What KISS promises is its final tour kicks off Thursday (Jan. 31) night in Vancouver. But it will likely be a while before the actual final farewell.
“This is going to last a few years,” Paul Stanley tells Billboard about the End of the Road World Tour, which has currently announced dates announced through Dec. 3, including a KISS Kruise setting sail Oct. 30. But, he adds, rest assured the group isn’t kidding about saying goodbye to the road.
“It’s been 45 years,” Stanley says, “and we want to be able to do this with the fortitude and with the respect for our legacy that it deserves. We felt it was time to make a conscious decision that this is the last tour and go out in a blaze of glory and take a victory lap and spend a very special evening with fans around that world.”
Whether KISS will be doing it with former band members is still up in the air, however.
Since even before the tour was announced there’s been speculation about KISS including some of its faces from the past, and some — particularly original guitarist Ace Frehley — have openly campaigned for it. Frehley recently responded to some comments bassist Gene Simmons made about the situation with a flaming social media post, countering Simmons contention that Frehley had been fired from KISS three times (he says he quit), calling the bassist “an asshole and a sex addict,” accusing Simmons of groping his wife during one of the bassist’s Vault Experience events in Los Angeles and claiming Simmons and Stanley of trying “to derail my solo career multiple times over the years.” He demanded “a complete and heartfelt apology” and “an offer to give me my old job back” and threatened that “the shit will hit the fan” if not.
Stanley — who guested on Frehley’s 2016 album Origins, Vol. 1 — says he’s heard about Frehley’s comment but is “not sidetracked by anything. I have no comment about that.” And after 15 years with the lineup of Tommy Thayer on guitar and Eric Singer on drums, he adds that there’s no desire, or need, for any changes.
“This is in no way or should be a reunion tour — that would negate everything that came since,” Stanley explains. “The band is in the best shape it’s ever been, and built on a foundation of everything that came before it and built that much higher by us. This is a celebration of KISS and of all eras and everything that’s happened. It doesn’t even make any sense to me to talk of a reunion.” Nevertheless, he adds, “We’re happy to invite people who have been involved in the band to come join us at some point for a song or whatever. If it doesn’t happen, it wouldn’t be by my choosing.”
Speaking recently to Guitar World, Stanley and Simmons spoke favorably about Bruce Kulick, KISS’ guitarist from 1984-96, but indicated Vinnie Vincent, with KISS from 1982-84, would not be welcome “for so many reasons.”

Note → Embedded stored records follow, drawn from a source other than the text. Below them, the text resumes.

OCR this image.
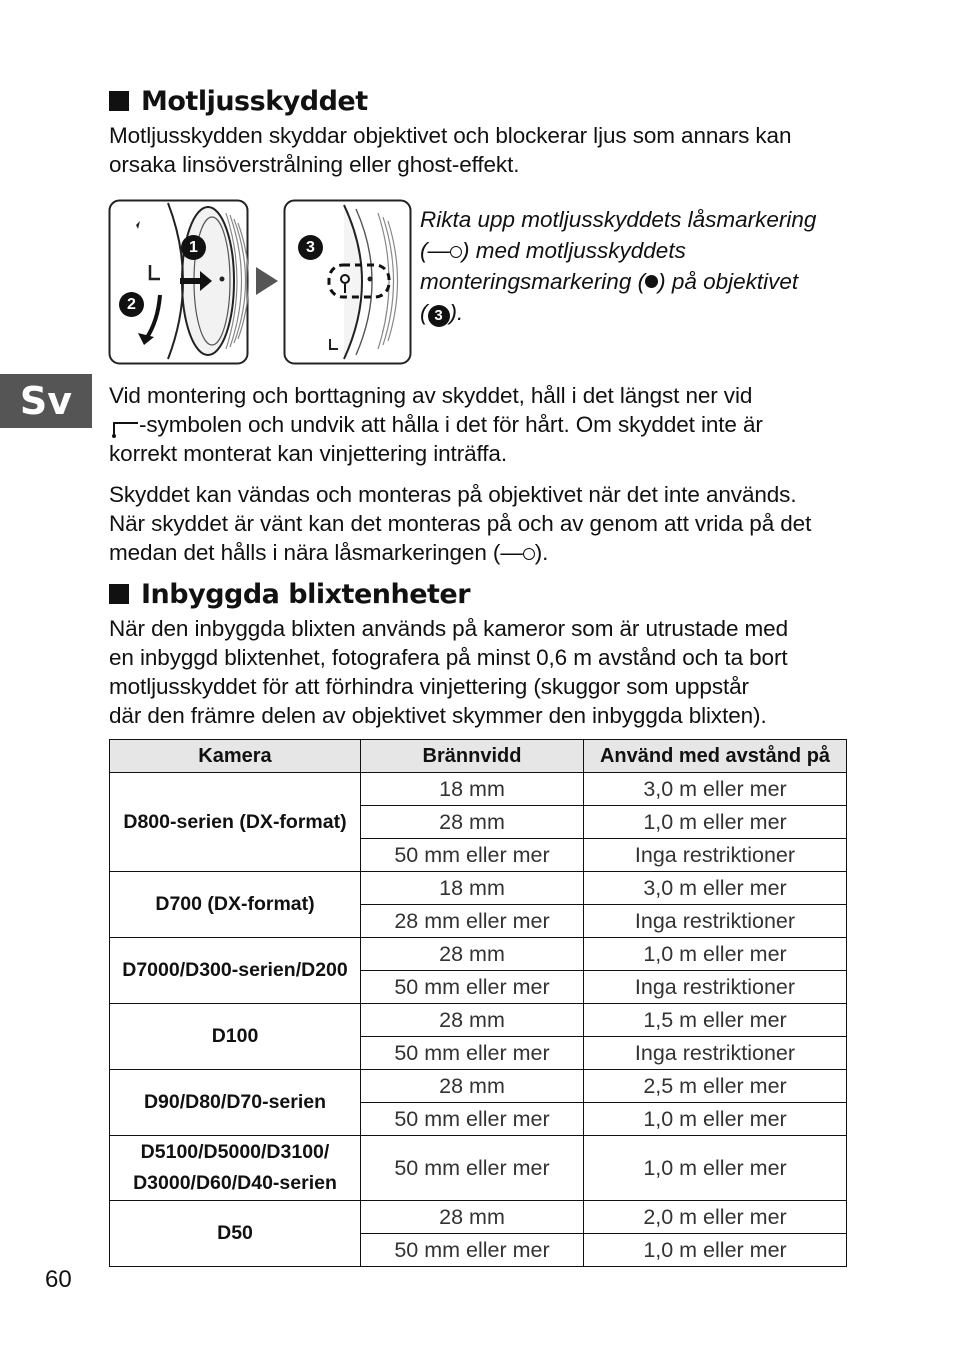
Motljusskyddet

Motljusskydden skyddar objektivet och blockerar ljus som annars kan

orsaka linsöverstrålning eller ghost-effekt.

1
2
3

Rikta upp motljusskyddets låsmarkering

(— ) med motljusskyddets

monteringsmarkering ( ) på objektivet

( 3 ).

Sv	Vid montering och borttagning av skyddet, håll i det längst ner vid

-symbolen och undvik att hålla i det för hårt. Om skyddet inte är

korrekt monterat kan vinjettering inträffa.

Skyddet kan vändas och monteras på objektivet när det inte används.

När skyddet är vänt kan det monteras på och av genom att vrida på det

medan det hålls i nära låsmarkeringen (— ).

Inbyggda blixtenheter

När den inbyggda blixten används på kameror som är utrustade med

en inbyggd blixtenhet, fotografera på minst 0,6 m avstånd och ta bort

motljusskyddet för att förhindra vinjettering (skuggor som uppstår

där den främre delen av objektivet skymmer den inbyggda blixten).

Kamera	Brännvidd	Använd med avstånd på

D800-serien (DX-format)	18 mm	3,0 m eller mer
	28 mm	1,0 m eller mer
	50 mm eller mer	Inga restriktioner

D700 (DX-format)	18 mm	3,0 m eller mer
	28 mm eller mer	Inga restriktioner

D7000/D300-serien/D200	28 mm	1,0 m eller mer
	50 mm eller mer	Inga restriktioner

D100	28 mm	1,5 m eller mer
	50 mm eller mer	Inga restriktioner

D90/D80/D70-serien	28 mm	2,5 m eller mer
	50 mm eller mer	1,0 m eller mer

D5100/D5000/D3100/
D3000/D60/D40-serien	50 mm eller mer	1,0 m eller mer

D50	28 mm	2,0 m eller mer
	50 mm eller mer	1,0 m eller mer
60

With or without former member cameos, however, Stanley promises that KISS is planning to top its usual over-the-top standards on the End of the Road tour. “This is by far and away the most complex, multi-layered, bombastic show we’ve ever done,” he says. “This show is completely new. The technology is technology we’ve never used. This is as state of the art as it can be and yet retains everything that makes KISS what we are. I think it’s been proven time and again that any band with money can do a KISS show but you can’t beat KISS, and this show once again shows that to be so.”

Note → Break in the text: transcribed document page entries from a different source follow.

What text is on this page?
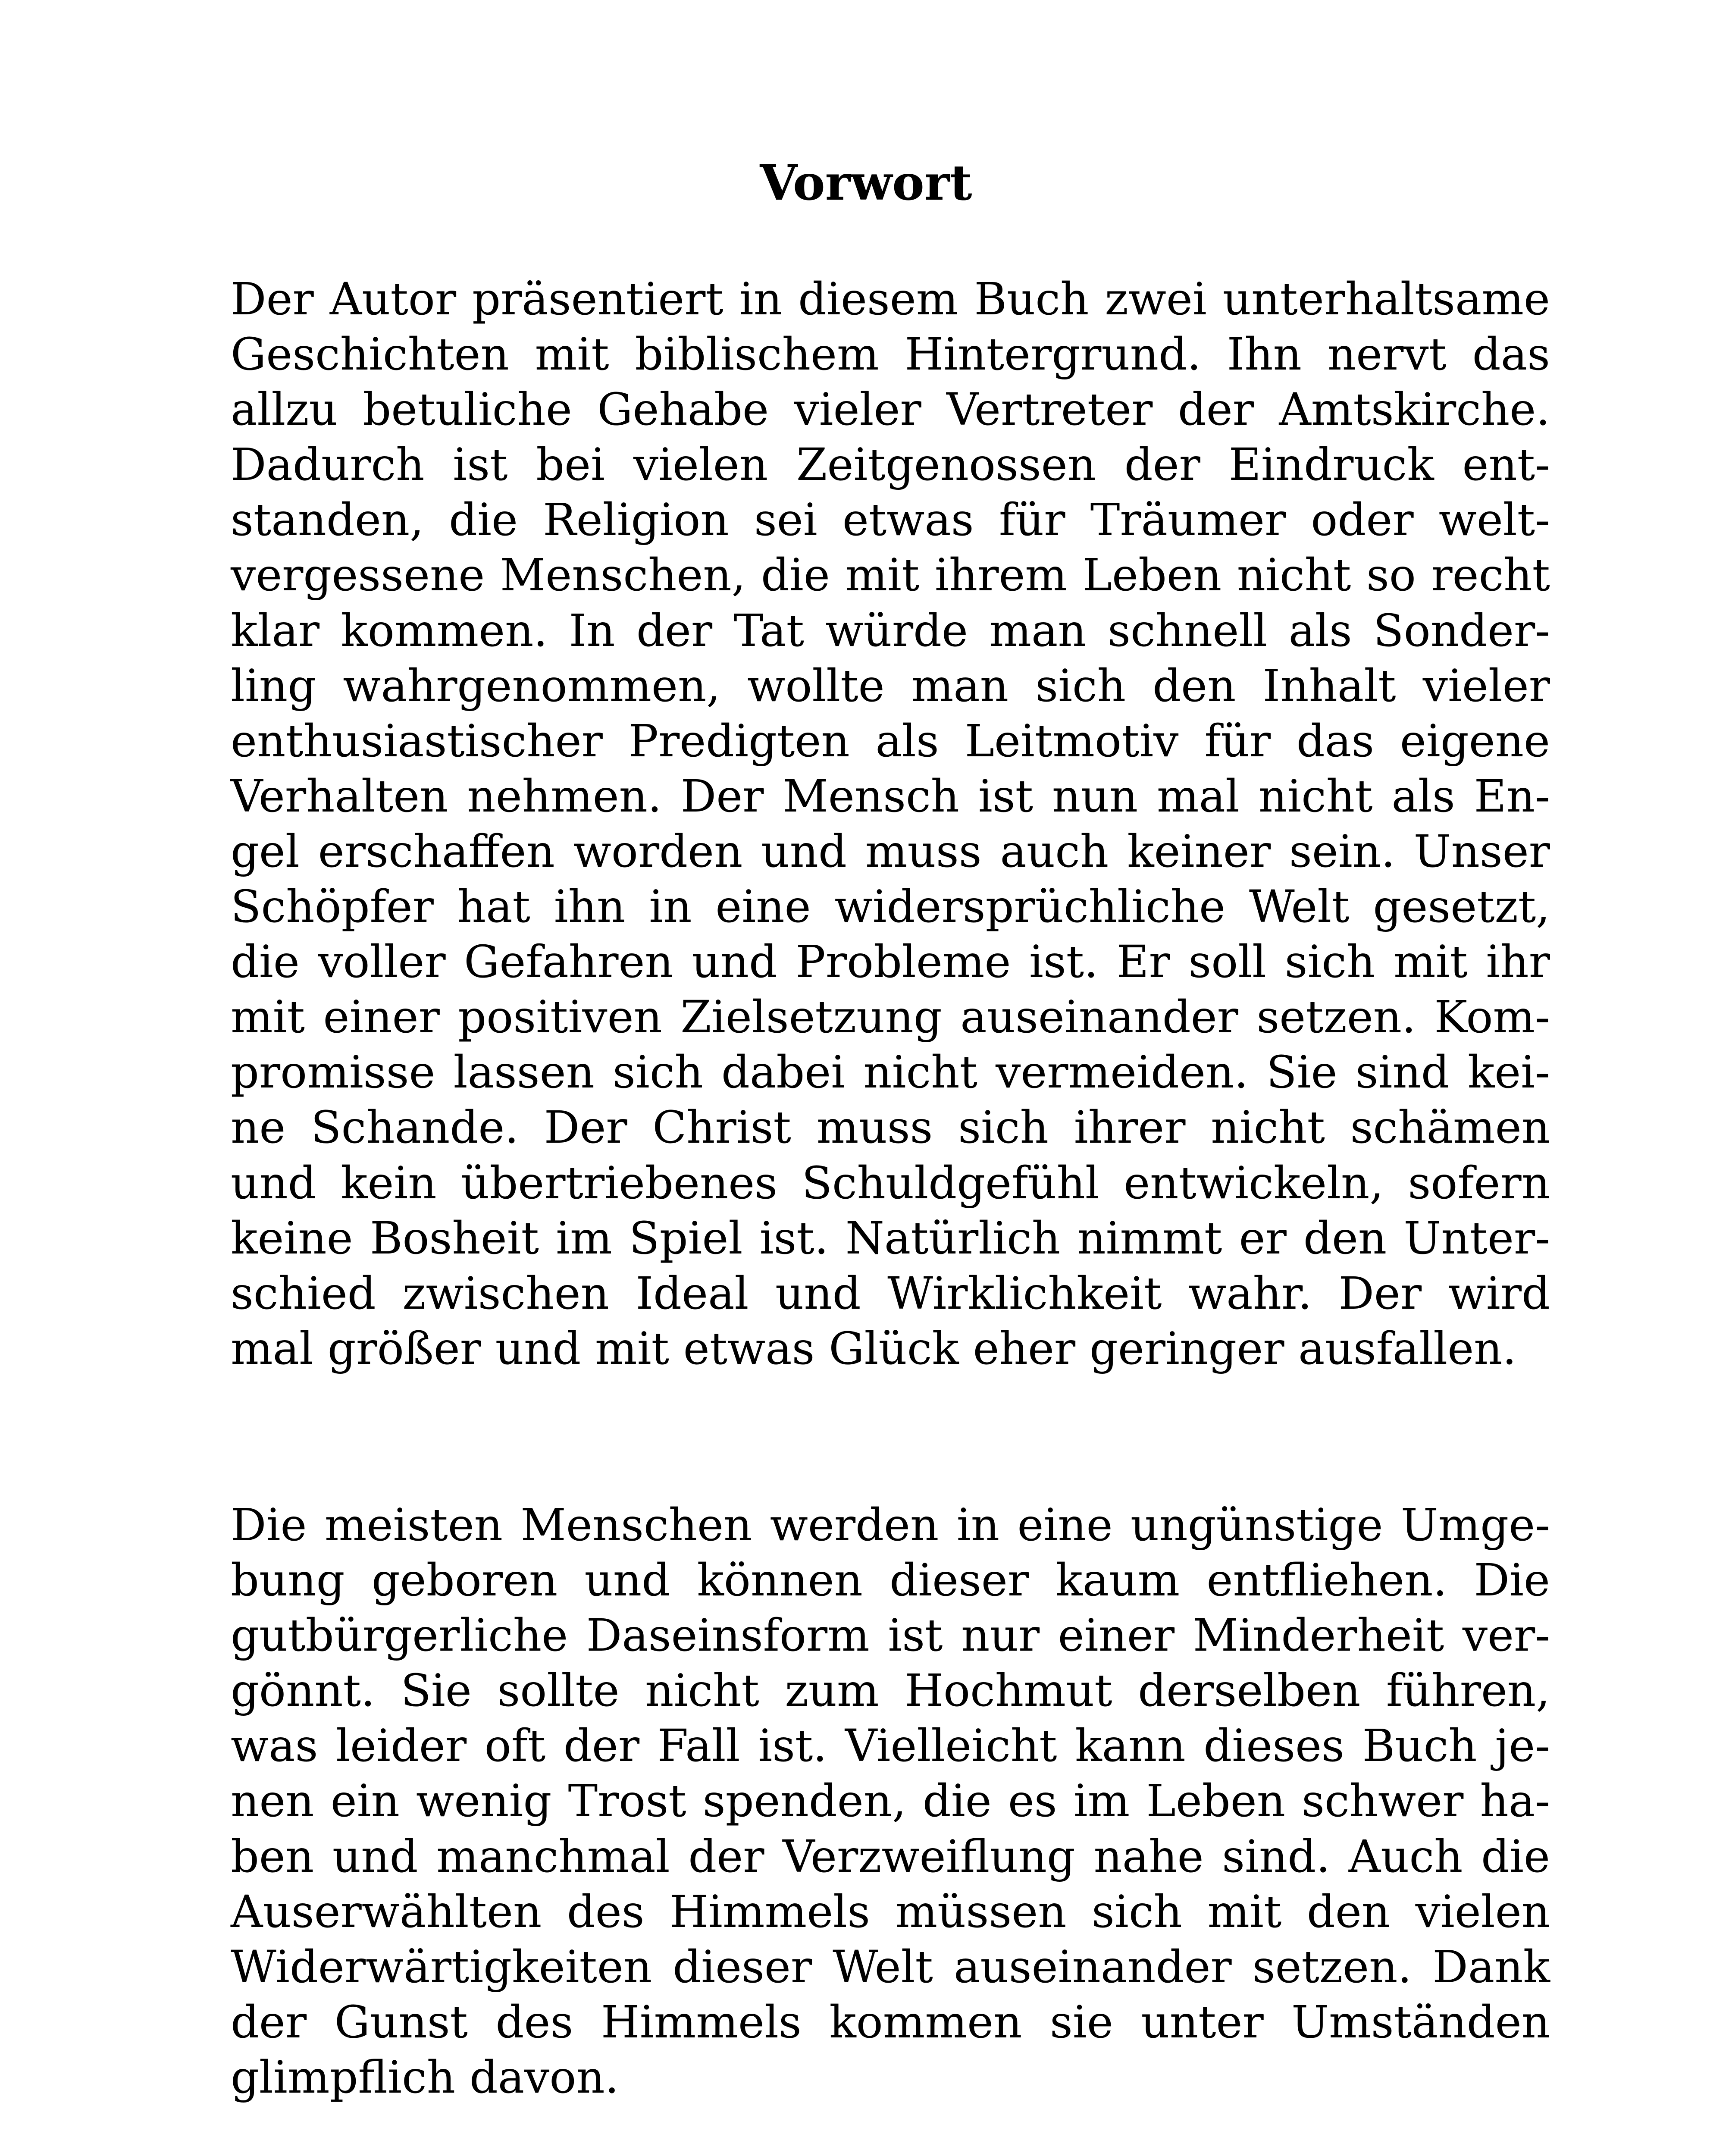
Vorwort
Der Autor präsentiert in diesem Buch zwei unterhaltsame
Geschichten mit biblischem Hintergrund. Ihn nervt das
allzu betuliche Gehabe vieler Vertreter der Amtskirche.
Dadurch ist bei vielen Zeitgenossen der Eindruck ent-
standen, die Religion sei etwas für Träumer oder welt-
vergessene Menschen, die mit ihrem Leben nicht so recht
klar kommen. In der Tat würde man schnell als Sonder-
ling wahrgenommen, wollte man sich den Inhalt vieler
enthusiastischer Predigten als Leitmotiv für das eigene
Verhalten nehmen. Der Mensch ist nun mal nicht als En-
gel erschaffen worden und muss auch keiner sein. Unser
Schöpfer hat ihn in eine widersprüchliche Welt gesetzt,
die voller Gefahren und Probleme ist. Er soll sich mit ihr
mit einer positiven Zielsetzung auseinander setzen. Kom-
promisse lassen sich dabei nicht vermeiden. Sie sind kei-
ne Schande. Der Christ muss sich ihrer nicht schämen
und kein übertriebenes Schuldgefühl entwickeln, sofern
keine Bosheit im Spiel ist. Natürlich nimmt er den Unter-
schied zwischen Ideal und Wirklichkeit wahr. Der wird
mal größer und mit etwas Glück eher geringer ausfallen.
Die meisten Menschen werden in eine ungünstige Umge-
bung geboren und können dieser kaum entfliehen. Die
gutbürgerliche Daseinsform ist nur einer Minderheit ver-
gönnt. Sie sollte nicht zum Hochmut derselben führen,
was leider oft der Fall ist. Vielleicht kann dieses Buch je-
nen ein wenig Trost spenden, die es im Leben schwer ha-
ben und manchmal der Verzweiflung nahe sind. Auch die
Auserwählten des Himmels müssen sich mit den vielen
Widerwärtigkeiten dieser Welt auseinander setzen. Dank
der Gunst des Himmels kommen sie unter Umständen
glimpflich davon.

The repertoire, meanwhile, will be crowd-pleasing, in line with the recently released Kissworld: The Best of KISS compilation. “This is not the obscurities tour,” Stanley says. “This is not the tour where the diehard of diehards is going to hear a song that we’ve never played live before. I really believe that now more than ever we should go out there and celebrate the songs that people know and have connected over the years. It’s certainly not a show where somebody’s going to look at the person next to them and ask, ‘What’s that song?’ or ‘When is it from?’ That’s not what this is about.”
Stanley says there’s no sadness about being at the end of the road, whenever it actually concludes. “There’s nothing bittersweet about this tour — it’s all sweet. This is not a funeral.” And while KISS may be calling it quits on touring, neither Stanley nor Simmons has said they’re planning to mothball the band entirely.

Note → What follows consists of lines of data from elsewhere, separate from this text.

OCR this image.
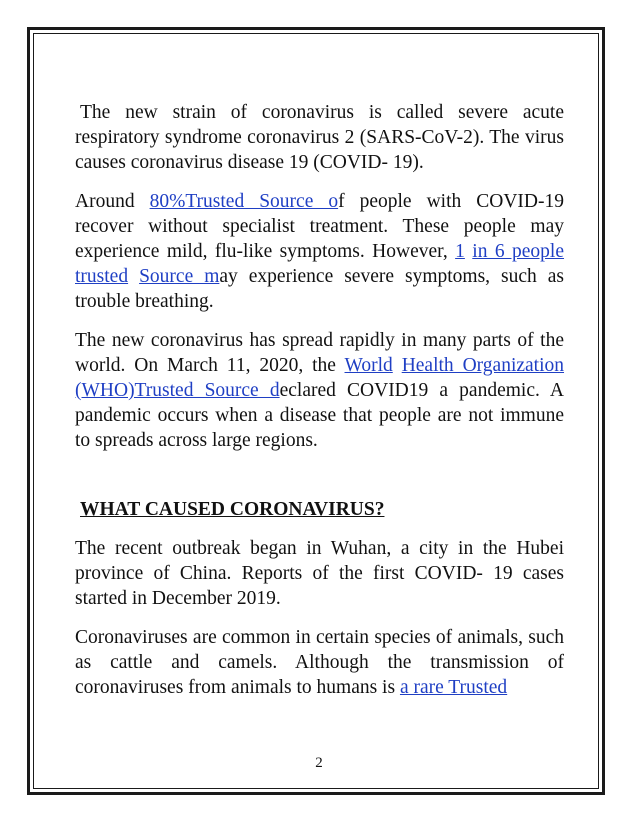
The new strain of coronavirus is called severe acute respiratory syndrome coronavirus 2 (SARS-CoV-2). The virus causes coronavirus disease 19 (COVID- 19).

Around 80%Trusted Source of people with COVID-19 recover without specialist treatment. These people may experience mild, flu-like symptoms. However, 1 in 6 people trusted Source may experience severe symptoms, such as trouble breathing.

The new coronavirus has spread rapidly in many parts of the world. On March 11, 2020, the World Health Organization (WHO)Trusted Source declared COVID19 a pandemic. A pandemic occurs when a disease that people are not immune to spreads across large regions.

WHAT CAUSED CORONAVIRUS?

The recent outbreak began in Wuhan, a city in the Hubei province of China. Reports of the first COVID- 19 cases started in December 2019.

Coronaviruses are common in certain species of animals, such as cattle and camels. Although the transmission of coronaviruses from animals to humans is a rare Trusted

2
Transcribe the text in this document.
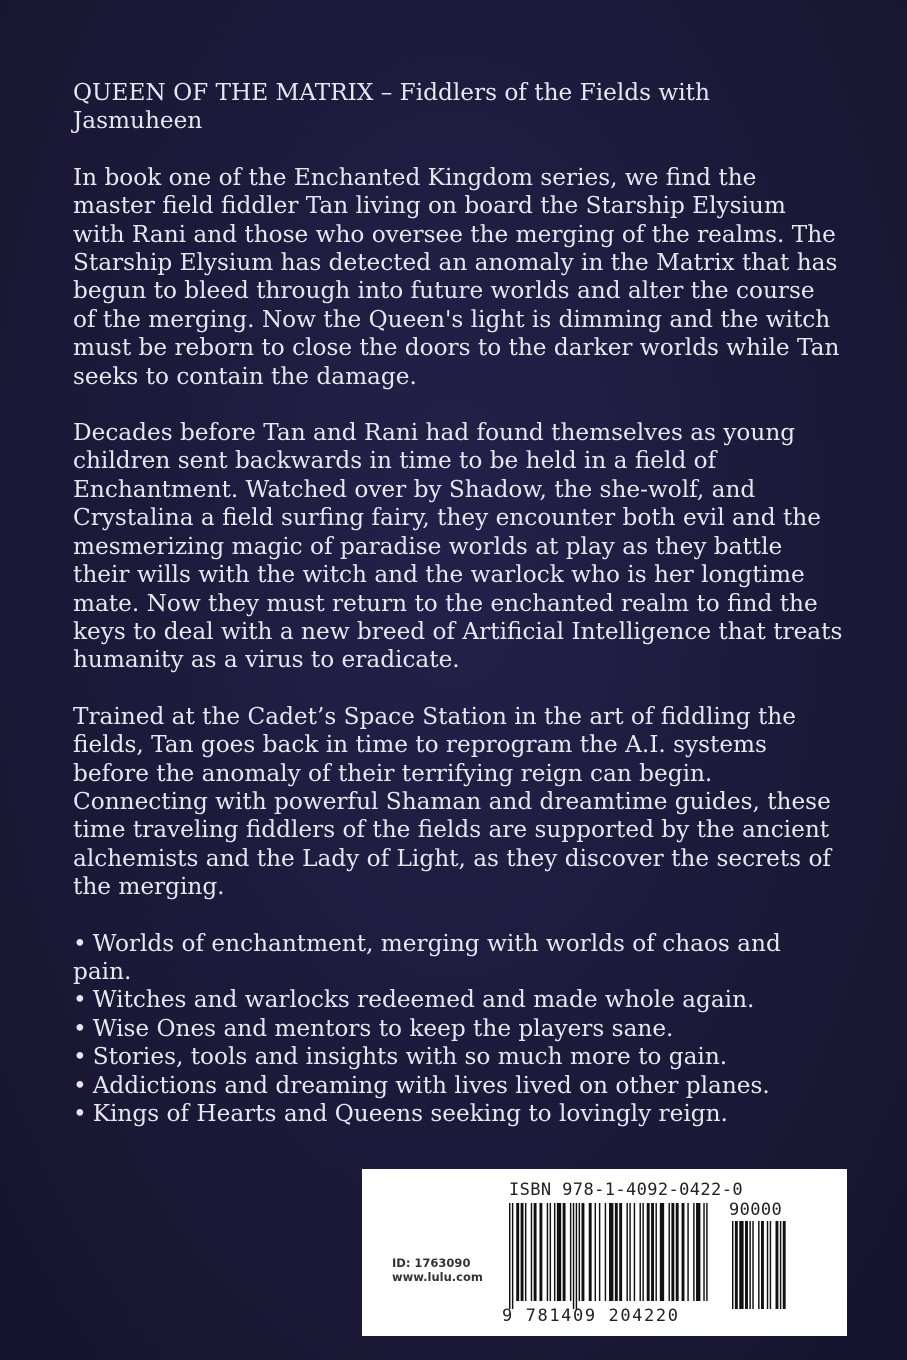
QUEEN OF THE MATRIX – Fiddlers of the Fields with Jasmuheen

In book one of the Enchanted Kingdom series, we find the master field fiddler Tan living on board the Starship Elysium with Rani and those who oversee the merging of the realms. The Starship Elysium has detected an anomaly in the Matrix that has begun to bleed through into future worlds and alter the course of the merging. Now the Queen's light is dimming and the witch must be reborn to close the doors to the darker worlds while Tan seeks to contain the damage.

Decades before Tan and Rani had found themselves as young children sent backwards in time to be held in a field of Enchantment. Watched over by Shadow, the she-wolf, and Crystalina a field surfing fairy, they encounter both evil and the mesmerizing magic of paradise worlds at play as they battle their wills with the witch and the warlock who is her longtime mate. Now they must return to the enchanted realm to find the keys to deal with a new breed of Artificial Intelligence that treats humanity as a virus to eradicate.

Trained at the Cadet’s Space Station in the art of fiddling the fields, Tan goes back in time to reprogram the A.I. systems before the anomaly of their terrifying reign can begin. Connecting with powerful Shaman and dreamtime guides, these time traveling fiddlers of the fields are supported by the ancient alchemists and the Lady of Light, as they discover the secrets of the merging.

• Worlds of enchantment, merging with worlds of chaos and pain.
• Witches and warlocks redeemed and made whole again.
• Wise Ones and mentors to keep the players sane.
• Stories, tools and insights with so much more to gain.
• Addictions and dreaming with lives lived on other planes.
• Kings of Hearts and Queens seeking to lovingly reign.
ISBN 978-1-4092-0422-0
90000
ID: 1763090
www.lulu.com
9 781409 204220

“It’s really too soon to tell what the next step is,” says Stanley, who also operates his Paul Stanley’s Soul Station R&B cover band. “This is a huge world and there’s so many places to go see, so right now what’s on the plate and what’s in front of us is this tour. In terms of what comes next, I don’t know. The end of something is the beginning of something else, but I think we have to finish this chapter of the book before we know what the next one is.”